A committed member of the local Communist elite, Ginzburg enjoyed attendant material privileges, but her firm worldview and comfortable life were shattered by the Stalinist purges and her own arrest in 1937; she was sentenced to 10 years’ imprisonment on the false charge of “participation in a Trotskyist terrorist counterrevolutionary group.” She served the first two years of her sentence in a Iaroslavl’ prison, and was then shipped off to the Soviet Far East, where she worked in various labor camps. Her husband was also arrested and was executed or died in the camps. In subsequent exile in Magadan she married Anton Walter, a fellow political exile, and was reunited with her son Vasilii.

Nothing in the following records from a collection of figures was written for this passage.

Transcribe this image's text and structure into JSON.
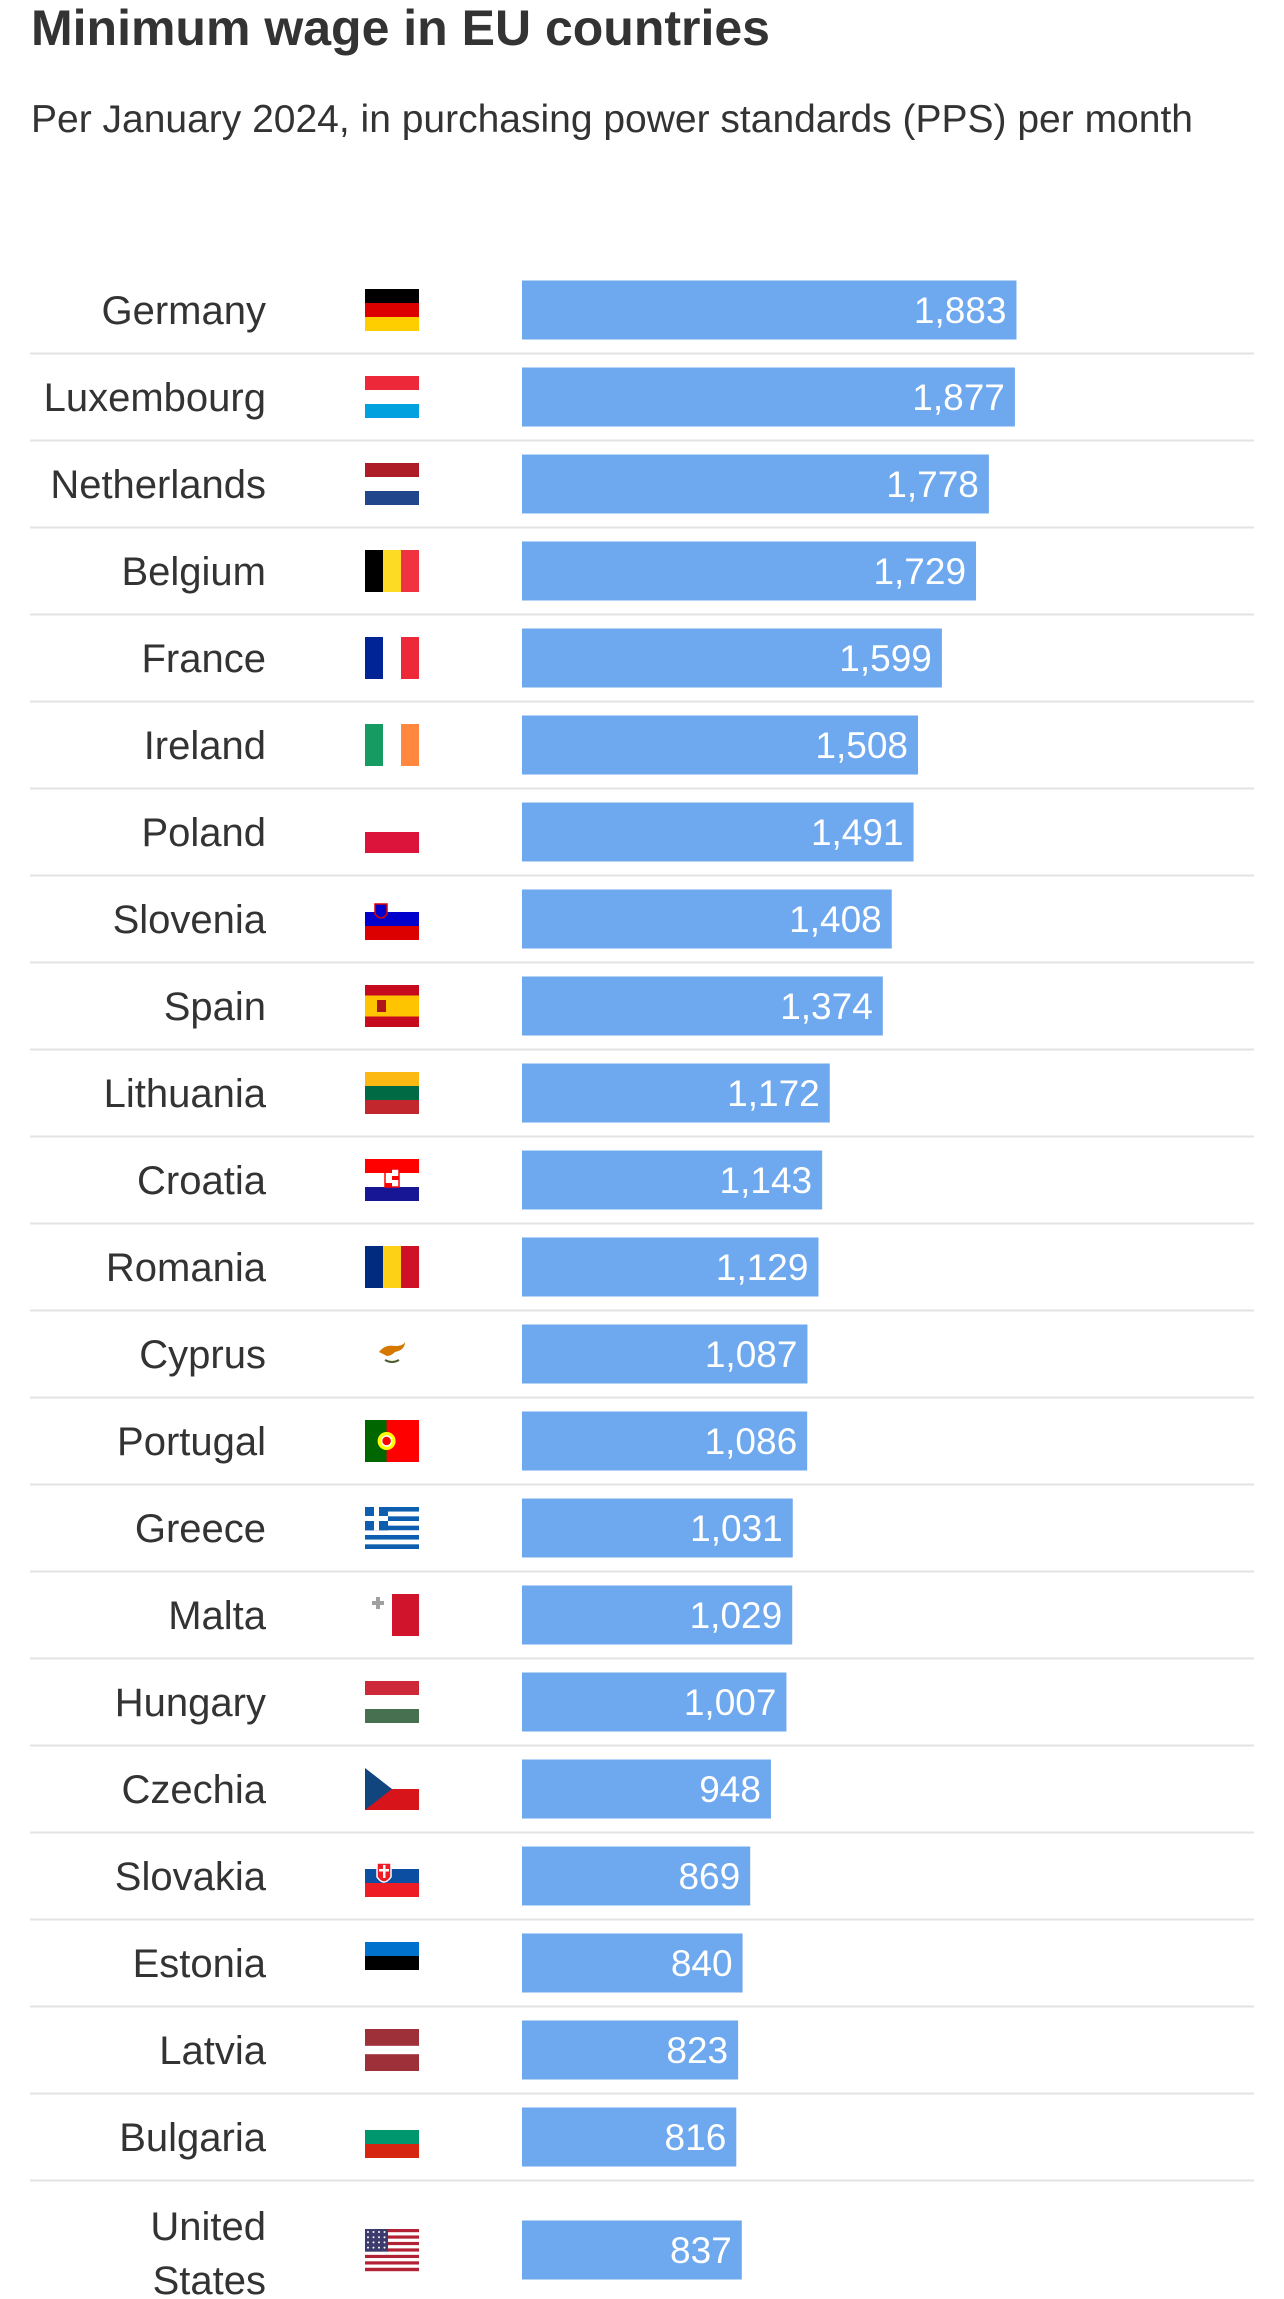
{
  "chart_data": {
    "type": "bar",
    "orientation": "horizontal",
    "title": "Minimum wage in EU countries",
    "subtitle": "Per January 2024, in purchasing power standards (PPS) per month",
    "categories": [
      "Germany",
      "Luxembourg",
      "Netherlands",
      "Belgium",
      "France",
      "Ireland",
      "Poland",
      "Slovenia",
      "Spain",
      "Lithuania",
      "Croatia",
      "Romania",
      "Cyprus",
      "Portugal",
      "Greece",
      "Malta",
      "Hungary",
      "Czechia",
      "Slovakia",
      "Estonia",
      "Latvia",
      "Bulgaria",
      "United States"
    ],
    "values": [
      1883,
      1877,
      1778,
      1729,
      1599,
      1508,
      1491,
      1408,
      1374,
      1172,
      1143,
      1129,
      1087,
      1086,
      1031,
      1029,
      1007,
      948,
      869,
      840,
      823,
      816,
      837
    ],
    "value_labels": [
      "1,883",
      "1,877",
      "1,778",
      "1,729",
      "1,599",
      "1,508",
      "1,491",
      "1,408",
      "1,374",
      "1,172",
      "1,143",
      "1,129",
      "1,087",
      "1,086",
      "1,031",
      "1,029",
      "1,007",
      "948",
      "869",
      "840",
      "823",
      "816",
      "837"
    ],
    "flags": [
      "flag-germany-icon",
      "flag-luxembourg-icon",
      "flag-netherlands-icon",
      "flag-belgium-icon",
      "flag-france-icon",
      "flag-ireland-icon",
      "flag-poland-icon",
      "flag-slovenia-icon",
      "flag-spain-icon",
      "flag-lithuania-icon",
      "flag-croatia-icon",
      "flag-romania-icon",
      "flag-cyprus-icon",
      "flag-portugal-icon",
      "flag-greece-icon",
      "flag-malta-icon",
      "flag-hungary-icon",
      "flag-czechia-icon",
      "flag-slovakia-icon",
      "flag-estonia-icon",
      "flag-latvia-icon",
      "flag-bulgaria-icon",
      "flag-united-states-icon"
    ],
    "xlim": [
      0,
      3000
    ],
    "bar_color": "#6ea8ee",
    "grid": false,
    "legend": "none"
  }
}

Soon after her return to Moscow in 1955, Ginzburg felt prompted by Khrushchev’s de-Stalinization speech (1956) to tell her “story of an ordinary Communist woman during the period of the personality cult.” The resulting memoir, which focused on her arrest and first years in prison and camp, was intended for publication, but appeared only in samizdat and in the West (1967), where it attracted worldwide admiration for its revelations and narrative art. Ginzburg’s second volume, written without hope of Soviet publication and with little self-censorship, frankly retells her journey from various Siberian prison camps to her return to Moscow and political rehabilitation, thus completing her nonfictional bildungsroman of a “naive young Communist idealist” transformed into a human sufferer and seeker of truth.

Bibliography

Beth Holmgren, “For the Good of the Cause: Russian Women’s Autobiography in the Twentieth Century,” in Women Writers in Russian Literature, ed. Toby W. Clyman and Diana Greene, pp. 131–134 (Westport, Conn., 1994); Natasha Kolchevska, “The Art of Memory: Cultural Reverence as Political Critique in Evgeniia Ginzburg’s Writing of the Gulag,” in The Russian Memoir: History and Literature, ed. Beth Holmgren, pp. 145–166 (Evanston, Ill., 2003); Nadya L. Peterson, “Dirty Women: Cultural Connotations of Cleanliness in Soviet Russia,” in Russia—Women—Culture, ed. Helena Goscilo and Beth Holmgren, pp. 177–205 (Bloomington, Ind., 1996); Leona Toker, Return from the Archipelago: Narratives of Gulag Survivors (Bloomington, Ind., 2000).